SEVerA：自演进智能体的可验证合成

摘要

近期研究表明，自演进大语言模型智能体在程序修复和科学发现等任务中展现出卓越效能。该范式下，规划器大模型通过综合调用包含大语言模型在内的参数化模型来构建智能体程序，这些参数化模型会针对具体任务进行调优以提升性能。然而现有自演进智能体框架缺乏对安全性与正确性的形式化保证。由于此类程序常需在未见输入上自主执行，这种保证缺失引发了可靠性与安全性的担忧。我们将智能体代码生成构建为约束学习问题，将硬性形式规约与捕捉任务效用的软性目标相结合。提出形式化守护生成模型（FGGM），使规划器大语言模型能够使用一阶逻辑为每个生成模型调用指定形式化输出契约。每个FGGM调用将底层模型封装在带有可验证回退机制的拒绝采样器中，确保所有返回输出在任何输入和参数设置下均满足契约要求。基于FGGM，我们提出三阶段框架SEVerA（自演进可验证智能体）：搜索阶段合成包含FGGM调用的候选参数化程序；验证阶段针对所有参数值证明程序满足硬约束的正确性，将问题简化为无约束学习；学习阶段采用基于梯度的可扩展优化（包括GRPO式微调）来提升软性目标同时保持正确性。我们在Dafny程序验证、符号数学合成及策略合规的智能体工具使用（τ^2-bench）任务上评估SEVerA。在所有任务中，SEVerA在实现零约束违反的同时，性能优于无约束和SOTA基线方法，表明形式化行为约束不仅能保证正确性，还能引导合成过程生成更高质量的智能体。

English

Recent advances have shown the effectiveness of self-evolving LLM agents on tasks such as program repair and scientific discovery. In this paradigm, a planner LLM synthesizes an agent program that invokes parametric models, including LLMs, which are then tuned per task to improve performance. However, existing self-evolving agent frameworks provide no formal guarantees of safety or correctness. Because such programs are often executed autonomously on unseen inputs, this lack of guarantees raises reliability and security concerns. We formulate agentic code generation as a constrained learning problem, combining hard formal specifications with soft objectives capturing task utility.
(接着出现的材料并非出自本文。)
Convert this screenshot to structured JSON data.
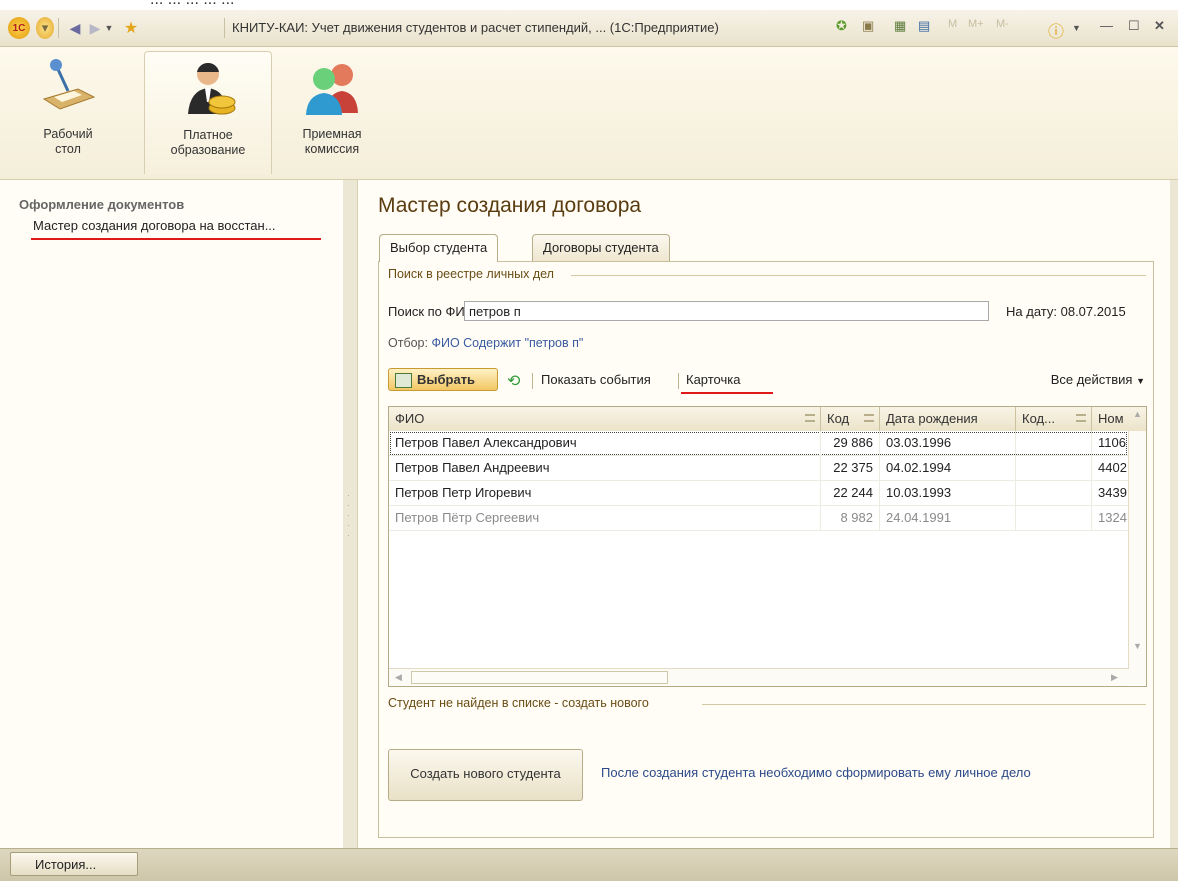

We introduce Formally Guarded Generative Models (FGGM), which allow the planner LLM to specify a formal output contract for each generative model call using first-order logic. Each FGGM call wraps the underlying model in a rejection sampler with a verified fallback, ensuring every returned output satisfies the contract for any input and parameter setting. Building on FGGM, we present SEVerA (Self-Evolving Verified Agents), a three-stage framework: Search synthesizes candidate parametric programs containing FGGM calls; Verification proves correctness with respect to hard constraints for all parameter values, reducing the problem to unconstrained learning; and Learning applies scalable gradient-based optimization, including GRPO-style fine-tuning, to improve the soft objective while preserving correctness. We evaluate SEVerA on Dafny program verification, symbolic math synthesis, and policy-compliant agentic tool use (τ^2-bench). Across tasks, SEVerA achieves zero constraint violations while improving performance over unconstrained and SOTA baselines, showing that formal behavioral constraints not only guarantee correctness but also steer synthesis toward higher-quality agents.